Lorsque le visiteur entre dans la ville, il perçoit une masse qui se dresse formant un signal, en écho à la tour des anciens remparts qui s’ouvre devant elle. L’enveloppe brute et minérale de cette forme abstraite se soulève et semble léviter au-dessus d’une paroi de verre inclinée : une vitrine sur l’espace d’accueil.
Puis les facettes du caillou se gonflent, tournent et s’alignent face au Tribunal de Grande instance sur le côté latéral du bâtiment pour nous guider en direction du centre de Fréjus.
Une fois entré dans la ville ancienne, on découvre à l’arrière de l’Office du Tourisme un second espace public incéré entre les immeubles et une place végétale, ombragée qui accueille le visiteur. Ici, la surface du bloc monolithique est plus précieuse, plus raffinée. Elle est travaillée comme une pierre sculptée, grattée, creusée. Des veinures verticales parcourent la façade et mettent à nu une autre matière qui laisse deviner la profondeur de l’édifice.

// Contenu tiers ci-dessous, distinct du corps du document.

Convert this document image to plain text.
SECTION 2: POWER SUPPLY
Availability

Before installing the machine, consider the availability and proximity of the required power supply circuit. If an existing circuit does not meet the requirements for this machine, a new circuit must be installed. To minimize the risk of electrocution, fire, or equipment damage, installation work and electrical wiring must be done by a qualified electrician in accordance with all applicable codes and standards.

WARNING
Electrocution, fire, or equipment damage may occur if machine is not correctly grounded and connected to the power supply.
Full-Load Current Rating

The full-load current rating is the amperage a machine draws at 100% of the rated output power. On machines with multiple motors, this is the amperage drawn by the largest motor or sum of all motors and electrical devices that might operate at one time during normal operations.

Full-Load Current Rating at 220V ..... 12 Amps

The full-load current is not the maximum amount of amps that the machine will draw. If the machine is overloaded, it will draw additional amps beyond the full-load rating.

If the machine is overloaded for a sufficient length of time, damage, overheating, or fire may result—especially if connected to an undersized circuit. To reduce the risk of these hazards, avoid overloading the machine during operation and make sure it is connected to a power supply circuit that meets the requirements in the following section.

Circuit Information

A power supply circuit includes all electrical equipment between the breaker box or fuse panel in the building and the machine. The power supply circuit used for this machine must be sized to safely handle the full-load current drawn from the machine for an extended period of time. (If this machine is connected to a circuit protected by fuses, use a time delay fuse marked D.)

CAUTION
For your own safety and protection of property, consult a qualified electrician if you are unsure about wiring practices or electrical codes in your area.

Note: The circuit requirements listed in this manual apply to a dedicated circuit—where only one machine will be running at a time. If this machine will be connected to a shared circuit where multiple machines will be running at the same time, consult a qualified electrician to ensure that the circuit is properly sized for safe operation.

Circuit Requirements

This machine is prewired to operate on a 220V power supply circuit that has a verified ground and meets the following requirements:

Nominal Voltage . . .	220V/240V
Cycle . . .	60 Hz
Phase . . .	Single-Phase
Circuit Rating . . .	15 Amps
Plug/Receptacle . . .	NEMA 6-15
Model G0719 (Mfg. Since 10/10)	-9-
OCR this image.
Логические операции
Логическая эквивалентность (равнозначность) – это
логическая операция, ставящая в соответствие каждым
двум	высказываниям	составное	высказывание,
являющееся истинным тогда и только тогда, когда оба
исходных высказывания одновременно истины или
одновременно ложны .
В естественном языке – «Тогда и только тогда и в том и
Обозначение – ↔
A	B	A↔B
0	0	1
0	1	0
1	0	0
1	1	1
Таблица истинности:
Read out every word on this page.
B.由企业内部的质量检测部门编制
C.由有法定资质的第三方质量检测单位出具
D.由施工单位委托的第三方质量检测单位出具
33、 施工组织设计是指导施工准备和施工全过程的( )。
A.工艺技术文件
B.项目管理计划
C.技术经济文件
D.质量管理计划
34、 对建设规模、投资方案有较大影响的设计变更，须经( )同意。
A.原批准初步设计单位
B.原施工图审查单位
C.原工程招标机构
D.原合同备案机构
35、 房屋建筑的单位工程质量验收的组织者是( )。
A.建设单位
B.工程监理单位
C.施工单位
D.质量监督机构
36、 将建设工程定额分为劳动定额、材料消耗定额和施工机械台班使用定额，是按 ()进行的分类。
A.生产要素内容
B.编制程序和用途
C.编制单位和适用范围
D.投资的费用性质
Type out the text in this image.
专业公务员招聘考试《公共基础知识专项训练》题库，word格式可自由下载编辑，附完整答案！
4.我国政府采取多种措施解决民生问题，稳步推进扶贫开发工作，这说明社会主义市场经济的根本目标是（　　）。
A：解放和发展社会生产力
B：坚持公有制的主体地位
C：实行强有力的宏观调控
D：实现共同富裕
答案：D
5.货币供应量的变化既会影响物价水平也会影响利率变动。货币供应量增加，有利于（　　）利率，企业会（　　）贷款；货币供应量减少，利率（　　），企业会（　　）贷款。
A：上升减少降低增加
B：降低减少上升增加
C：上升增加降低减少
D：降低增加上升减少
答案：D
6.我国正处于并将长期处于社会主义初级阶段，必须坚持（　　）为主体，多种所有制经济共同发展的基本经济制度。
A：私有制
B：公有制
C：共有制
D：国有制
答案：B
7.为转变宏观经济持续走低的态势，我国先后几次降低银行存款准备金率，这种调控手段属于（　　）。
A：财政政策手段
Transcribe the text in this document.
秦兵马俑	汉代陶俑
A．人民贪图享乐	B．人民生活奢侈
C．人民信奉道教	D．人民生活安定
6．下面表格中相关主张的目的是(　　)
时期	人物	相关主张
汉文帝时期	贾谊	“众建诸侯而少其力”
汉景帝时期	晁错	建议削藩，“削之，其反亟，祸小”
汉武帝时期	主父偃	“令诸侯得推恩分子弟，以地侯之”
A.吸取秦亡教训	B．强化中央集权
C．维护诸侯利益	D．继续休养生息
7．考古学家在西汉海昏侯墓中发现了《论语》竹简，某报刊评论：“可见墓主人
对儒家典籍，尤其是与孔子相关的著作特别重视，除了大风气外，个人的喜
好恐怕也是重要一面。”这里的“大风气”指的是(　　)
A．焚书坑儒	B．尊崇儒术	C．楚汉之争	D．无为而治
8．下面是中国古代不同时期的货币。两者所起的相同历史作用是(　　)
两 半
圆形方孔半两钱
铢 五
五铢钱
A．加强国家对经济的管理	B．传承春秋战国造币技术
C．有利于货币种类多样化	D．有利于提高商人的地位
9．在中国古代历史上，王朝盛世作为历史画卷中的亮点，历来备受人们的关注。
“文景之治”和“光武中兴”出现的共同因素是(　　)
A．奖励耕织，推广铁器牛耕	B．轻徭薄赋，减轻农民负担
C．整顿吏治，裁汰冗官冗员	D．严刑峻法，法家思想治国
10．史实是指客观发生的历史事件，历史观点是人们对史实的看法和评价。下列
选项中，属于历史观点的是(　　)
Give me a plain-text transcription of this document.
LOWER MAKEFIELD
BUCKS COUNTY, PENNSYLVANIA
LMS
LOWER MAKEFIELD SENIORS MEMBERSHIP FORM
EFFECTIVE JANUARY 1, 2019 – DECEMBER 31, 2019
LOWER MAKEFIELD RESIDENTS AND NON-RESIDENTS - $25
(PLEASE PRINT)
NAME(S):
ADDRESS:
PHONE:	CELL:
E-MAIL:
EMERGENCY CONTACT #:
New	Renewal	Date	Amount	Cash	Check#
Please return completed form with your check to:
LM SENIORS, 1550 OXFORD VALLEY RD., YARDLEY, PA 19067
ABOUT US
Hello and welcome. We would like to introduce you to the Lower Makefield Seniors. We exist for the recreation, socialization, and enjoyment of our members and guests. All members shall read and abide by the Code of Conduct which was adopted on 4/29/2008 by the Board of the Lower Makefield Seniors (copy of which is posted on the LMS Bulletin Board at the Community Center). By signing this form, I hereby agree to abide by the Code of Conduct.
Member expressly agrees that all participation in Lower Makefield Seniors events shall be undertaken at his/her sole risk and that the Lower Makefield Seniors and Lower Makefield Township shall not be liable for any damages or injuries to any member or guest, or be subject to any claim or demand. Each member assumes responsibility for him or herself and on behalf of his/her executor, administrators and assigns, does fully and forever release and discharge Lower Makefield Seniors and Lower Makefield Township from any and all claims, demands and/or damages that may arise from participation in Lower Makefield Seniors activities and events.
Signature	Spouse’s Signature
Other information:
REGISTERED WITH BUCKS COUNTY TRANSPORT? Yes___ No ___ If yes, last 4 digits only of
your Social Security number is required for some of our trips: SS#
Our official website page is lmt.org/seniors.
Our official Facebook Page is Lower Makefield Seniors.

Dans ces échancrures de verre, laissant filtrer la lumière du jour et s’éclairant la nuit, se loge l’entrée des visiteurs.
Le porche offre un contraste en s’ouvrant sur l’espace d’accueil qui se déploie vers la lumière et la vue panoramique. L’entrée de ville par laquelle est entré le visiteur s’offre de nouveau à lui; le caillou devient alors une sorte de belvédère surplombant le paysage.